Un branco di bertucce (Macaca sylvanus) ha adottato un giovane esemplare sconosciuto, rimasto gravemente ferito e isolato dal suo gruppo in seguito a un incidente stradale. Pipo, questo il nome della sfortunata scimmia, è stato accolto dai suoi simili come fosse un membro della famiglia, con aperte manifestazioni di empatia e massima solidarietà. Si sono presi cura di Pipo per quattro mesi, fin quando non è stato in grado di fare ritorno dal proprio gruppo. È la prima volta che gli scienziati documentano un simile comportamento.

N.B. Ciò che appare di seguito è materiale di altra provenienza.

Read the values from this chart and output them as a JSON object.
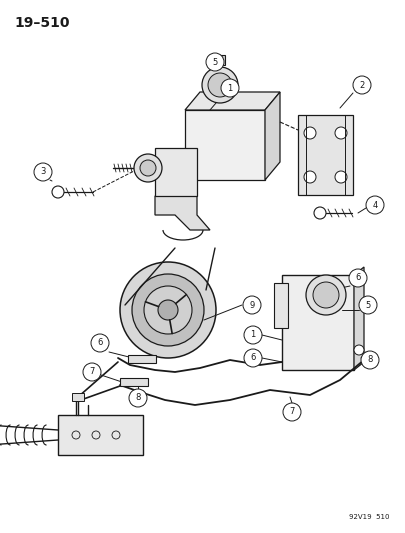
{
  "title_text": "19–510",
  "footer_text": "92V19  510",
  "background_color": "#ffffff",
  "line_color": "#1a1a1a",
  "fig_width": 4.06,
  "fig_height": 5.33,
  "dpi": 100
}
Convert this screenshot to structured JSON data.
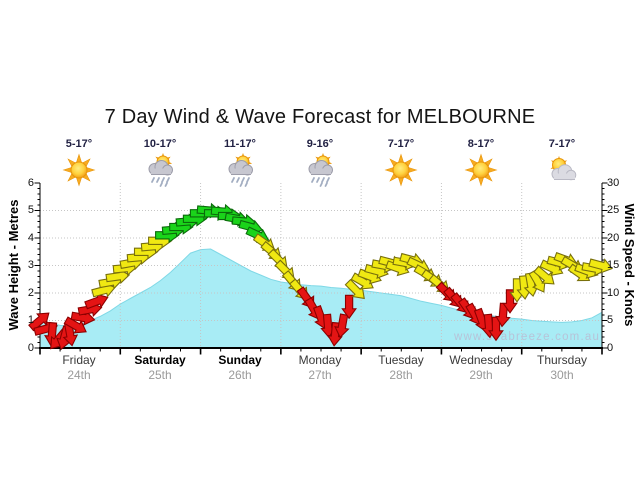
{
  "title": "7 Day Wind & Wave Forecast for MELBOURNE",
  "watermark": "www.seabreeze.com.au",
  "days": [
    {
      "name": "Friday",
      "date": "24th",
      "temp": "5-17°",
      "icon": "sun",
      "weekend": false
    },
    {
      "name": "Saturday",
      "date": "25th",
      "temp": "10-17°",
      "icon": "rainsun",
      "weekend": true
    },
    {
      "name": "Sunday",
      "date": "26th",
      "temp": "11-17°",
      "icon": "rainsun",
      "weekend": true
    },
    {
      "name": "Monday",
      "date": "27th",
      "temp": "9-16°",
      "icon": "rainsun",
      "weekend": false
    },
    {
      "name": "Tuesday",
      "date": "28th",
      "temp": "7-17°",
      "icon": "sun",
      "weekend": false
    },
    {
      "name": "Wednesday",
      "date": "29th",
      "temp": "8-17°",
      "icon": "sun",
      "weekend": false
    },
    {
      "name": "Thursday",
      "date": "30th",
      "temp": "7-17°",
      "icon": "cloudsun",
      "weekend": false
    }
  ],
  "axes": {
    "left": {
      "title": "Wave Height - Metres",
      "ticks": [
        "0",
        "1",
        "2",
        "3",
        "4",
        "5",
        "6"
      ],
      "range": [
        0,
        6
      ]
    },
    "right": {
      "title": "Wind Speed - Knots",
      "ticks": [
        "0",
        "5",
        "10",
        "15",
        "20",
        "25",
        "30"
      ],
      "range": [
        0,
        30
      ]
    },
    "x": {
      "days_shown": 7,
      "hours_total": 168,
      "minor_tick_hours": 6
    }
  },
  "colors": {
    "wave_fill": "#a8ecf5",
    "wave_edge": "#7fd8e6",
    "grid": "#c6c6c6",
    "axis": "#000000",
    "watermark": "#b7c3d8",
    "wind": {
      "r": {
        "fill": "#e41414",
        "stroke": "#8c0000"
      },
      "y": {
        "fill": "#f0e812",
        "stroke": "#79700c"
      },
      "g": {
        "fill": "#1ad41a",
        "stroke": "#0b6b0b"
      }
    }
  },
  "chart_data": {
    "type": "area",
    "title": "7 Day Wind & Wave Forecast for MELBOURNE",
    "x_unit": "hours from Friday 00:00",
    "xlim": [
      0,
      168
    ],
    "grid": "dotted, horizontal each metre, vertical each day boundary",
    "wave": {
      "name": "Wave Height - Metres",
      "ylim": [
        0,
        6
      ],
      "x": [
        0,
        3,
        6,
        9,
        12,
        15,
        18,
        21,
        24,
        27,
        30,
        33,
        36,
        39,
        42,
        45,
        48,
        51,
        54,
        57,
        60,
        63,
        66,
        69,
        72,
        75,
        78,
        81,
        84,
        87,
        90,
        93,
        96,
        99,
        102,
        105,
        108,
        111,
        114,
        117,
        120,
        123,
        126,
        129,
        132,
        135,
        138,
        141,
        144,
        147,
        150,
        153,
        156,
        159,
        162,
        165,
        168
      ],
      "m": [
        1.05,
        0.9,
        0.82,
        0.8,
        0.85,
        1.0,
        1.15,
        1.35,
        1.6,
        1.8,
        2.0,
        2.2,
        2.45,
        2.75,
        3.1,
        3.45,
        3.58,
        3.6,
        3.4,
        3.2,
        3.0,
        2.8,
        2.65,
        2.5,
        2.4,
        2.35,
        2.3,
        2.27,
        2.25,
        2.2,
        2.17,
        2.13,
        2.1,
        2.05,
        2.0,
        1.95,
        1.9,
        1.8,
        1.7,
        1.62,
        1.55,
        1.45,
        1.35,
        1.28,
        1.22,
        1.17,
        1.12,
        1.08,
        1.05,
        1.0,
        0.97,
        0.95,
        0.93,
        0.95,
        1.0,
        1.1,
        1.3
      ]
    },
    "wind": {
      "name": "Wind Speed - Knots",
      "ylim": [
        0,
        30
      ],
      "point_format": [
        "hour",
        "knots",
        "arrow_rotation_deg_cw_from_east",
        "color r|y|g"
      ],
      "points": [
        [
          0,
          5,
          -40,
          "r"
        ],
        [
          1.8,
          3.5,
          -15,
          "r"
        ],
        [
          3.6,
          2.5,
          95,
          "r"
        ],
        [
          5.4,
          1.5,
          130,
          "r"
        ],
        [
          7.2,
          1.8,
          105,
          "r"
        ],
        [
          9,
          2.5,
          80,
          "r"
        ],
        [
          10.8,
          4,
          30,
          "r"
        ],
        [
          12.9,
          5.5,
          10,
          "r"
        ],
        [
          15,
          7,
          -10,
          "r"
        ],
        [
          17,
          8.5,
          -20,
          "r"
        ],
        [
          19.1,
          10.5,
          -15,
          "y"
        ],
        [
          21.2,
          12,
          -10,
          "y"
        ],
        [
          23.3,
          13,
          -8,
          "y"
        ],
        [
          25.4,
          14.5,
          -5,
          "y"
        ],
        [
          27.5,
          15.5,
          -10,
          "y"
        ],
        [
          29.6,
          16.5,
          -5,
          "y"
        ],
        [
          31.7,
          17.5,
          0,
          "y"
        ],
        [
          33.8,
          18.5,
          -5,
          "y"
        ],
        [
          35.9,
          19.5,
          0,
          "y"
        ],
        [
          38,
          20.5,
          0,
          "g"
        ],
        [
          40.1,
          21.5,
          -5,
          "g"
        ],
        [
          42.2,
          22,
          0,
          "g"
        ],
        [
          44.2,
          23,
          -5,
          "g"
        ],
        [
          46.3,
          23.5,
          0,
          "g"
        ],
        [
          48.4,
          24.5,
          0,
          "g"
        ],
        [
          50.5,
          25,
          5,
          "g"
        ],
        [
          52.6,
          24.5,
          0,
          "g"
        ],
        [
          54.7,
          24.8,
          5,
          "g"
        ],
        [
          56.8,
          24,
          0,
          "g"
        ],
        [
          58.9,
          23.5,
          10,
          "g"
        ],
        [
          61,
          23,
          5,
          "g"
        ],
        [
          63.1,
          22,
          15,
          "g"
        ],
        [
          65.2,
          20.5,
          25,
          "g"
        ],
        [
          67.3,
          19,
          35,
          "y"
        ],
        [
          69.4,
          17.5,
          40,
          "y"
        ],
        [
          71.4,
          16,
          45,
          "y"
        ],
        [
          73.5,
          14,
          45,
          "y"
        ],
        [
          75.6,
          12,
          50,
          "y"
        ],
        [
          77.7,
          10.5,
          50,
          "y"
        ],
        [
          79.8,
          9,
          55,
          "r"
        ],
        [
          81.9,
          7,
          60,
          "r"
        ],
        [
          84,
          5.5,
          70,
          "r"
        ],
        [
          86.1,
          4,
          85,
          "r"
        ],
        [
          88.2,
          2.5,
          95,
          "r"
        ],
        [
          90.3,
          4,
          100,
          "r"
        ],
        [
          92.4,
          7.5,
          90,
          "r"
        ],
        [
          94.5,
          10.5,
          45,
          "y"
        ],
        [
          96.6,
          12,
          30,
          "y"
        ],
        [
          98.7,
          13,
          20,
          "y"
        ],
        [
          100.7,
          14,
          15,
          "y"
        ],
        [
          102.8,
          15,
          10,
          "y"
        ],
        [
          104.9,
          15.5,
          15,
          "y"
        ],
        [
          107,
          14.5,
          20,
          "y"
        ],
        [
          109.1,
          15.5,
          10,
          "y"
        ],
        [
          111.2,
          16,
          15,
          "y"
        ],
        [
          113.3,
          15,
          25,
          "y"
        ],
        [
          115.4,
          13.5,
          30,
          "y"
        ],
        [
          117.5,
          12.5,
          35,
          "y"
        ],
        [
          119.6,
          11.5,
          40,
          "y"
        ],
        [
          121.7,
          10,
          45,
          "r"
        ],
        [
          123.8,
          9,
          50,
          "r"
        ],
        [
          125.9,
          8,
          50,
          "r"
        ],
        [
          128,
          7,
          55,
          "r"
        ],
        [
          130,
          6,
          60,
          "r"
        ],
        [
          132.1,
          5,
          70,
          "r"
        ],
        [
          134.2,
          4,
          85,
          "r"
        ],
        [
          136.3,
          3.5,
          90,
          "r"
        ],
        [
          138.4,
          6,
          95,
          "r"
        ],
        [
          140.5,
          8.5,
          90,
          "r"
        ],
        [
          142.6,
          10.5,
          90,
          "y"
        ],
        [
          144.7,
          11,
          85,
          "y"
        ],
        [
          146.8,
          11.5,
          80,
          "y"
        ],
        [
          148.9,
          12,
          60,
          "y"
        ],
        [
          151,
          13,
          40,
          "y"
        ],
        [
          153.1,
          14.5,
          25,
          "y"
        ],
        [
          155.2,
          15.5,
          15,
          "y"
        ],
        [
          157.3,
          16,
          20,
          "y"
        ],
        [
          159.3,
          15,
          30,
          "y"
        ],
        [
          161.4,
          13.5,
          35,
          "y"
        ],
        [
          163.5,
          14,
          20,
          "y"
        ],
        [
          165.6,
          14.5,
          10,
          "y"
        ],
        [
          167.7,
          15,
          15,
          "y"
        ]
      ]
    }
  }
}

Normalmente, infatti, le cosiddette adozioni tra scimmie del Vecchio Mondo coinvolgono solo esemplari giovanissimi, magari rimasti orfani o perché separati dal proprio gruppo d'origine. La genuina solidarietà dimostrata dalle bertucce aumenta le probabilità di recupero della specie, fortemente minacciata di estinzione e classificata con codice EN (endangered, in pericolo) nella Lista Rossa dell'Unione Internazionale per la Conservazione della Natura.

Comportamento mai visto. A documentare il comportamento inedito delle bertucce, conosciute anche col nome di scimmie di Barberia o magot, è stata la dottoressa Liz A. D. Campbell del Dipartimento di Zoologia dell'Università di Oxford, Regno Unito, e membro dell'International Fund for Animal Welfare (IFAW) di Azrou, in Marocco. La ricercatrice specializzata in primatologia stava studiando i gruppi di bertucce che vivono nel Parco Nazionale di Ifrane, nelle magnifiche montagne del Medio Atlante in Marocco, quando si imbatté nel giovane Pipo, un esemplare di circa 3 anni. La scimmia era stata investita e presentava gravi ferite; rimase isolata per un paio di giorni su un albero, quando a un certo punto fu avvicinata da un altro gruppo di bertucce. Gli individui del nuovo gruppo mostrarono subito empatia, impegnandosi in comportamenti consolatori e di cura, come il grooming, che hanno permesso il pieno recupero di Pipo.

Scoperta eccezionale. Le bertucce, l'unica specie di scimmia che vive liberamente anche in Europa (a Gibilterra), sono animali estremamente sociali che manifestano comportamenti complessi di solidarietà ed empatia verso i membri del proprio gruppo famigliare. È la prima volta che un simile approccio viene documentato verso un esemplare del tutto sconosciuto, appartenente un altro gruppo. Secondo la dottoressa Campbell questo comportamento aumenta sensibilmente le possibilità di recupero della specie. Spesso, infatti, le giovani bertucce vengono strappate ai propri genitori per essere vendute come animali domestici o per costringerle a tenere “spettacoli” in strada, per poi essere abbandonate quando diventano adulte. Normalmente le scimmie salvate da queste condizioni vengono tenute in cattività e liberate in gruppi, proprio per migliorare la riabilitazione e far cementare la loro socialità. Tuttavia, poiché la storia di Pipo ha dimostrato che le bertucce provano empatia anche verso gli sconosciuti, potrebbe essere possibile liberare anche singoli individui o gruppi più piccoli nei pressi di un branco selvatico, che potrebbe adottarli e rendere la loro reintroduzione in natura decisamente meno traumatica e problematica. I dettagli della ricerca sono stati pubblicati sulla rivista scientifica specializzata Primates.